The very oversold NASDAQ led stocks up Tuesday but the S&P 500 lagged in a relative sense; this makes sense as the NASDAQ has taken much more damage in the past few weeks. In fact the NASDAQ had its worst 3 day performance since 2011 coming into the day. The S&P 500 gained 0.38% and NASDAQ 0.81%.
Stocks continued recent weakness Monday as the S&P 500 fell 1.08% and the NASDAQ 1.16%. This pushed the S&P 500 into the red for the year. Things looked much brighter a week ago at this time but please note how we highlighted a weird situation where the utility stocks (which are safety stocks) were rallying at the same time as some high growth areas such as industrials and technology.
Friday was a reversal of fortune session. A solid jobs report initially had people pleased, but biotech / momentum stock selling led to selling that did not relent. Indexes finished near sessions lows as the NASDAQ continues to be the weak sister, down a whopping 2.6% to the S&P 500's 1.25% drop. If you want an interesting stat, this is the first jobs report Friday the market has been down in a year.
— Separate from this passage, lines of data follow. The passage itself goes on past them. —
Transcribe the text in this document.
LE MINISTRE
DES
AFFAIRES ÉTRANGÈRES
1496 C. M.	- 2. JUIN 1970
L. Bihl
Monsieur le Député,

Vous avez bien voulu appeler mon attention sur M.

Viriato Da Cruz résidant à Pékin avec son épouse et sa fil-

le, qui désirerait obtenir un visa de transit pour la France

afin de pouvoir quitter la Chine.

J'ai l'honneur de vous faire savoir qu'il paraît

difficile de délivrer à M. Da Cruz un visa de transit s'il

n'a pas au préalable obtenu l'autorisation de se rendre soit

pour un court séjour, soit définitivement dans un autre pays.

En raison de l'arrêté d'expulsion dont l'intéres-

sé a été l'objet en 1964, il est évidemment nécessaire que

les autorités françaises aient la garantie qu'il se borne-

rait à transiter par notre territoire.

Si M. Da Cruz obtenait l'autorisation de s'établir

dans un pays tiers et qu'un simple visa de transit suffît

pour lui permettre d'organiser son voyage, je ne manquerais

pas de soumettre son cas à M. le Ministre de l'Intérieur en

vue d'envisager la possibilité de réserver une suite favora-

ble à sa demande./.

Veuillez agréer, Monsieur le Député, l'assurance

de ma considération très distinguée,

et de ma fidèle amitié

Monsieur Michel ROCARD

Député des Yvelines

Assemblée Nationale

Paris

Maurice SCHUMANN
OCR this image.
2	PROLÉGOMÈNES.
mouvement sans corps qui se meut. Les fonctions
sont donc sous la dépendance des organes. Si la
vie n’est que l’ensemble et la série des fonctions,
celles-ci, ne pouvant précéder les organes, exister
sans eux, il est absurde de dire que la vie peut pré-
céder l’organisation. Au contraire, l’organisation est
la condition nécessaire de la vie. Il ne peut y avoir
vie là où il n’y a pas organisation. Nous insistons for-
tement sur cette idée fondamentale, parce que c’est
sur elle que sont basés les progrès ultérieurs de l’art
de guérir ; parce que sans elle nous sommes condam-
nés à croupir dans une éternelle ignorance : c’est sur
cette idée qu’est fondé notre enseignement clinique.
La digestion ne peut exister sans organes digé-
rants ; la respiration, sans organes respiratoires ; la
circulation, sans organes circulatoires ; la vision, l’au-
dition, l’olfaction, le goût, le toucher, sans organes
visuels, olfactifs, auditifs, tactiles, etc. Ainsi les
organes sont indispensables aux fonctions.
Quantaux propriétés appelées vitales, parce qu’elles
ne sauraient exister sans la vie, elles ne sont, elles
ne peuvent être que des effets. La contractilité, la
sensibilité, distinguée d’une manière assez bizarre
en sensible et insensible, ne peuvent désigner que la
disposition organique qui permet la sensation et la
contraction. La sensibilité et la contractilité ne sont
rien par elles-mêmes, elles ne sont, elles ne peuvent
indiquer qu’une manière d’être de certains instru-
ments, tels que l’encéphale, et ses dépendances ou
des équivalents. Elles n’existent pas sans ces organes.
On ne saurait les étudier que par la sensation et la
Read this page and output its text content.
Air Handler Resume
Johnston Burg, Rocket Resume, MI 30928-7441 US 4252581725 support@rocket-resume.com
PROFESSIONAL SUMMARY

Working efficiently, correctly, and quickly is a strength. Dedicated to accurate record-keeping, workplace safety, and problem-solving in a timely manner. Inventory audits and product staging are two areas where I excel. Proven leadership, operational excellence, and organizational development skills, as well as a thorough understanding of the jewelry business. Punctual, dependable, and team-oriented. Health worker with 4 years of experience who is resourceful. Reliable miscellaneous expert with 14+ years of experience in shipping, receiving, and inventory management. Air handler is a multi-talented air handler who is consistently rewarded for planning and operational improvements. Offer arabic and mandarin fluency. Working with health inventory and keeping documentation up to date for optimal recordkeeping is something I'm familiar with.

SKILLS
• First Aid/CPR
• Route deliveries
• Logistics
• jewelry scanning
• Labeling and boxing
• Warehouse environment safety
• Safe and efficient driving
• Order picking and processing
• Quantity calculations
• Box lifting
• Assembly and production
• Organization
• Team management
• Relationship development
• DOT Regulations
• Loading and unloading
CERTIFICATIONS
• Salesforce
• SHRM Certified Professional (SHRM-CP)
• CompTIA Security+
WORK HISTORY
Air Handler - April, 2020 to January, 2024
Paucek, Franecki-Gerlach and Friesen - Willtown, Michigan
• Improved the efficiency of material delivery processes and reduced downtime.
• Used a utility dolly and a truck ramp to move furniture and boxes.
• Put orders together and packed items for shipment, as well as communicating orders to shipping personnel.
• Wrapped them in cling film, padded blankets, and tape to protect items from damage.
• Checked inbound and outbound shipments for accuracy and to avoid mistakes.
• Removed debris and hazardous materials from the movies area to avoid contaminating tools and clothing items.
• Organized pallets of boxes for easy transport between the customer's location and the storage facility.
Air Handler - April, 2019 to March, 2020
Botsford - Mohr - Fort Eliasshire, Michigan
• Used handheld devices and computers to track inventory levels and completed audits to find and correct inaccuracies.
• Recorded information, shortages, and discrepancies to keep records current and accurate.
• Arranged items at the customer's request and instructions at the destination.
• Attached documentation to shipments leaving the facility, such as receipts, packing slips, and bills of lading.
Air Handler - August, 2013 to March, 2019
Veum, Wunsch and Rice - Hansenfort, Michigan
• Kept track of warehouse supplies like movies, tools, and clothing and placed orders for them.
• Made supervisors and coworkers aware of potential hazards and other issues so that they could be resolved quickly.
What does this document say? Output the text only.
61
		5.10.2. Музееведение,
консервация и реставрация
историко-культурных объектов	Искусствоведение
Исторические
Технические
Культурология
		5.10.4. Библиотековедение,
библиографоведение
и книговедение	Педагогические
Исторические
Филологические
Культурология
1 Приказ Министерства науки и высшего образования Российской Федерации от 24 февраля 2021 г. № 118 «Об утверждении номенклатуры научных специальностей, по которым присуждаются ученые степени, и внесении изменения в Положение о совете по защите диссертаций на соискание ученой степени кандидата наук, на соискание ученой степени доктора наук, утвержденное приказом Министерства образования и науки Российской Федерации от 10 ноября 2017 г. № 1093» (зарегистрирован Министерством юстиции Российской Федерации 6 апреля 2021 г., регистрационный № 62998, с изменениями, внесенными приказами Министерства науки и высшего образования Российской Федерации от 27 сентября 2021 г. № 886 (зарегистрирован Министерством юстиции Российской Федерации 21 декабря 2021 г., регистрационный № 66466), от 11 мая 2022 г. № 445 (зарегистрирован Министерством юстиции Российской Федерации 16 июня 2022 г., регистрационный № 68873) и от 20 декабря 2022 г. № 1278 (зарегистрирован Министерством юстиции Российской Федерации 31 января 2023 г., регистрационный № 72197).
Indexes sold off a bit Thursday after a four day rally, ahead of Friday's labor data from the government. The S&P 500 fell 0.11% and the NASDAQ 0.91% as weak biotech stocks hit again. They key economic report of the day was the Institute for Supply Management's service sector index rising to 53.1 in March, slightly below expectations for a reading of 53.5 but ahead of the February read of 51.6. This continued the "slowdown in economic data past few months was weather related" theme. Overseas, the European Central Bank President Mario Draghi said the central bank discussed a series of unconventional policy measures, including quantitative easing, at its latest policy meeting.